Matthews of Birmingham

Matthew’s of Birmingham
The Custard Factory, Gibb Street, Digbeth, 0121 224 773
Verdict: 4/10

Richard McComb finds it hard to like Digbeth’s first foray in ‘fine dining’.

I have never been approached by a hooker on my way into a restaurant.

There have been post-masticatory offers but I have never been propositioned before I’ve had a chance to get my lips round the chef’s amuse bouche.

Then I popped along to Matthew’s, a new restaurant in Birmingham, and two swaying, heavily made-up ladies of the night, decked in fishnets, offered me a squeeze for £5.

I’ve no idea of the current going rate for sexual services but a fiver struck me as reasonable. You can currently get ten copies of Country Life for a tenner on special subscription.

It’s a hard call – two romps underneath the arches or ten mags of property porn?

Archie and I made our excuses and left, heading inside Digbeth’s first, and perhaps last, attempt at “fine dining.”

It soon became apparent why the entrance was flanked by prostitutes and why the bar was crammed with a disparate social group, comprising student-types, peace campaigners and what looked like ramblers.

Naively, I had assumed the place was buzzing with trade.

It transpired the crowd was in fact an “audience” for a theatrical production being staged over the road at the Custard Factory, where Matthew’s is based.

The tarts, bustling busts ’n’ all, were part of the “live performance.”

But still, it’s a poor show having a whore show when one’s gagging for the à la carte.

Imagine if I’d been taking a reformed prostitute or rent boy out for dinner instead of Archie.

She, or he, could have been traumatised beyond belief and reverted to their old ways.

Once the audience exited stage front, there was just me and Archie left, the entire bar and newly-spruced dining room our own.

That’s how it stayed for the rest of the night, barring a re-appearance by the crusties, who returned for coffee during the interval.

The hookers stayed out in the cold, poor loves.

If reviewing restaurants has taught me anything it is to never under-estimate the ability of chefs to make utterly mad business decisions.

I have no idea why Matthew Gilbert, the chef proprietor of Matthew’s, chose to open at the Custard Factory.

One day the former Bird’s outpost may well be at the epicentre of Birmingham’s much-vaunted Eastside development. But for now the place is in the middle of nowhere.

The restaurant might be in with a chance if it did straight-forward, well cooked, reasonably priced dishes, because there is a major gap in the Brummie dining market which someone, someday, will exploit.

Then, and only then, will Birmingham get the wider culinary recognition it deserves. This city craves informal, rustic/homely (if you like) dining.

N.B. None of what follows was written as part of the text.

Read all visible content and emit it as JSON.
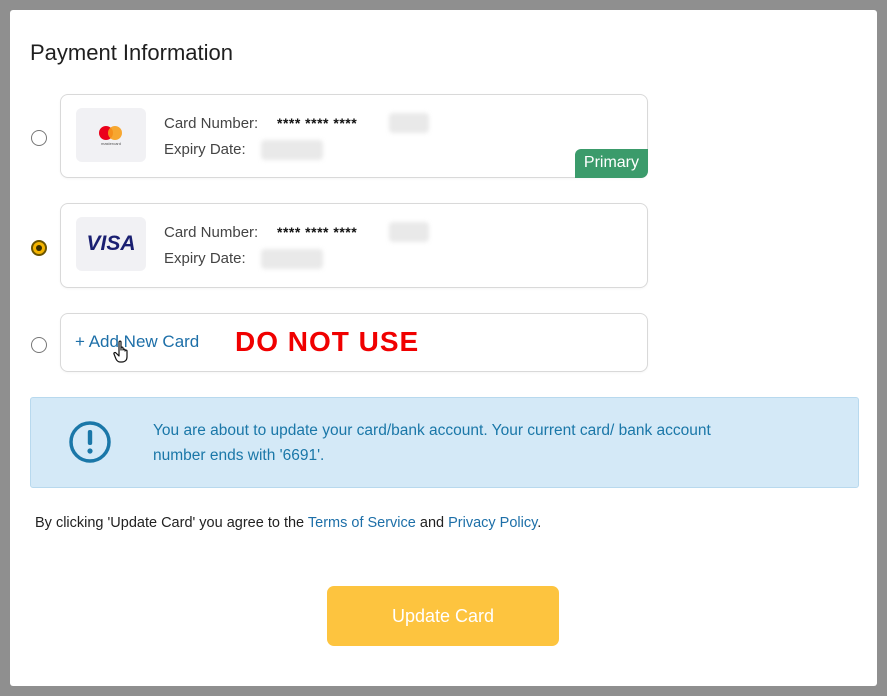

What it doesn’t need is more “fine dining.”

We’ve got some restaurants that do this extremely well.

I am baffled why Matthew’s has tried to break into this fiercely competitive market. Either Gilbert, who trained at the former Birmingham College of Food, is brilliant, or he’s deluded.

On the basis of the dinner I had, this chef is some way off the finished article; and I am being kind when I say that because I genuinely don’t want to stifle what I think, at heart, is a cook with skill and talent.

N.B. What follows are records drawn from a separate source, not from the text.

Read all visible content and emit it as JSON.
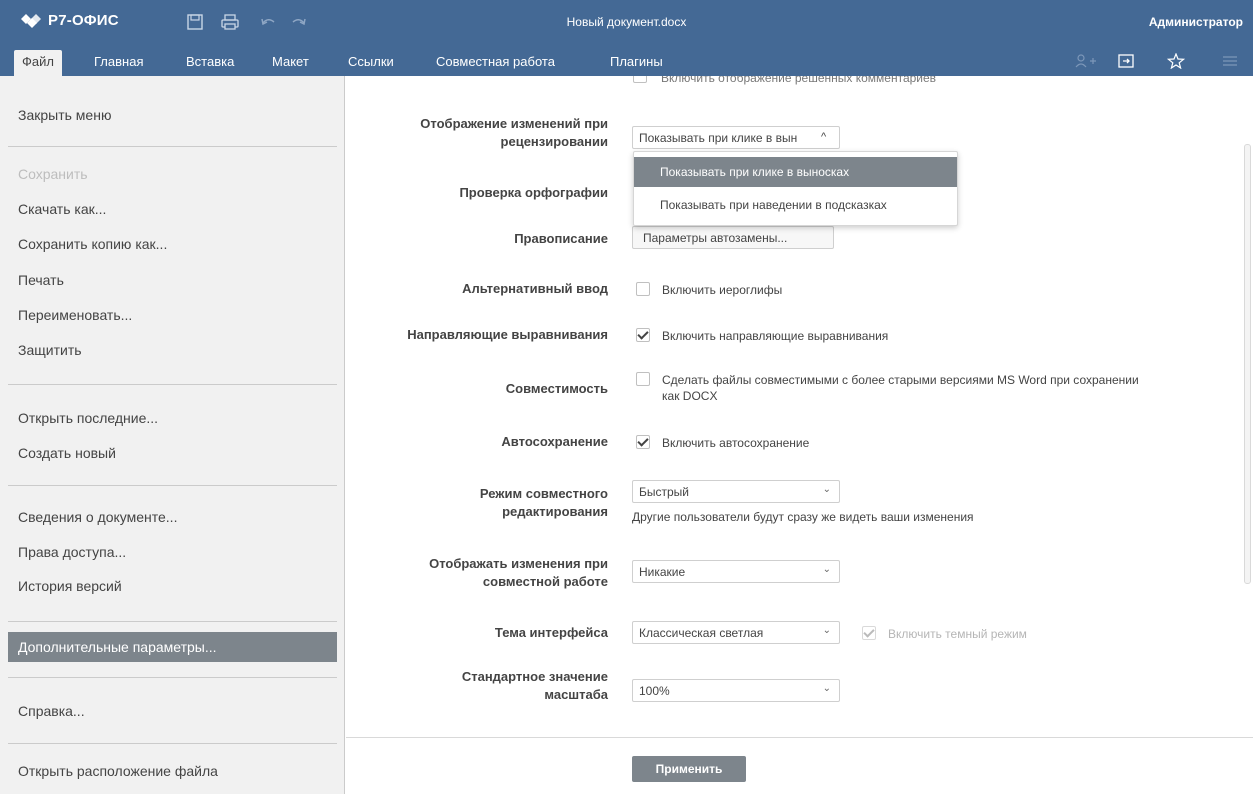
{
  "app": {
    "logo_text": "Р7-ОФИС",
    "doc_title": "Новый документ.docx",
    "user": "Администратор"
  },
  "tabs": [
    {
      "label": "Файл",
      "active": true
    },
    {
      "label": "Главная"
    },
    {
      "label": "Вставка"
    },
    {
      "label": "Макет"
    },
    {
      "label": "Ссылки"
    },
    {
      "label": "Совместная работа"
    },
    {
      "label": "Плагины"
    }
  ],
  "titlebar_icons": [
    "save-icon",
    "print-icon",
    "undo-icon",
    "redo-icon"
  ],
  "tabbar_icons": [
    "add-user-icon",
    "open-location-icon",
    "favorite-star-icon",
    "menu-icon"
  ],
  "menu": {
    "close": "Закрыть меню",
    "save": "Сохранить",
    "download_as": "Скачать как...",
    "save_copy_as": "Сохранить копию как...",
    "print": "Печать",
    "rename": "Переименовать...",
    "protect": "Защитить",
    "open_recent": "Открыть последние...",
    "create_new": "Создать новый",
    "doc_info": "Сведения о документе...",
    "access_rights": "Права доступа...",
    "version_history": "История версий",
    "advanced_settings": "Дополнительные параметры...",
    "help": "Справка...",
    "open_file_location": "Открыть расположение файла"
  },
  "settings": {
    "resolved_comments_cut": "Включить отображение решенных комментариев",
    "review_display": {
      "label_line1": "Отображение изменений при",
      "label_line2": "рецензировании",
      "value": "Показывать при клике в вын",
      "options": [
        "Показывать при клике в выносках",
        "Показывать при наведении в подсказках"
      ]
    },
    "spellcheck": {
      "label": "Проверка орфографии"
    },
    "proofing": {
      "label": "Правописание",
      "button": "Параметры автозамены..."
    },
    "alt_input": {
      "label": "Альтернативный ввод",
      "checkbox": "Включить иероглифы",
      "checked": false
    },
    "alignment_guides": {
      "label": "Направляющие выравнивания",
      "checkbox": "Включить направляющие выравнивания",
      "checked": true
    },
    "compatibility": {
      "label": "Совместимость",
      "checkbox_line1": "Сделать файлы совместимыми с более старыми версиями MS Word при сохранении",
      "checkbox_line2": "как DOCX",
      "checked": false
    },
    "autosave": {
      "label": "Автосохранение",
      "checkbox": "Включить автосохранение",
      "checked": true
    },
    "coediting": {
      "label_line1": "Режим совместного",
      "label_line2": "редактирования",
      "value": "Быстрый",
      "note": "Другие пользователи будут сразу же видеть ваши изменения"
    },
    "show_changes": {
      "label_line1": "Отображать изменения при",
      "label_line2": "совместной работе",
      "value": "Никакие"
    },
    "theme": {
      "label": "Тема интерфейса",
      "value": "Классическая светлая",
      "dark_mode": "Включить темный режим",
      "dark_checked": true
    },
    "zoom": {
      "label_line1": "Стандартное значение",
      "label_line2": "масштаба",
      "value": "100%"
    },
    "apply": "Применить"
  },
  "colors": {
    "header": "#446995",
    "selected": "#7d858c"
  }
}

It’s the application that is all wrong, which is why, at the moment, Matthew’s is car-crash fine dining.

Individually, some of the food is cooked well but there is no sense of balance.

Substance has given way to an obsession with oddness, under the misconception that bizarre taste combinations work simply because they are that: bizarre.

Who’d think Guinness custard would work?

Matthew Gilbert does. And does it work? Have a guess.

The three-course à la carte dinner is £29.95. The set dinner menu at Simpsons is only £2.55 more.

I know there are no choices on this menu (and that the Simpsons’ à la carte is about £10 more than Matthew’s) but the point is made.

If I came here with my wife and two daughters, it would cost £120 before drinks.

For that outlay, I can enjoy the best Indian cooking money can buy in Brum. Matthew’s doesn’t come close.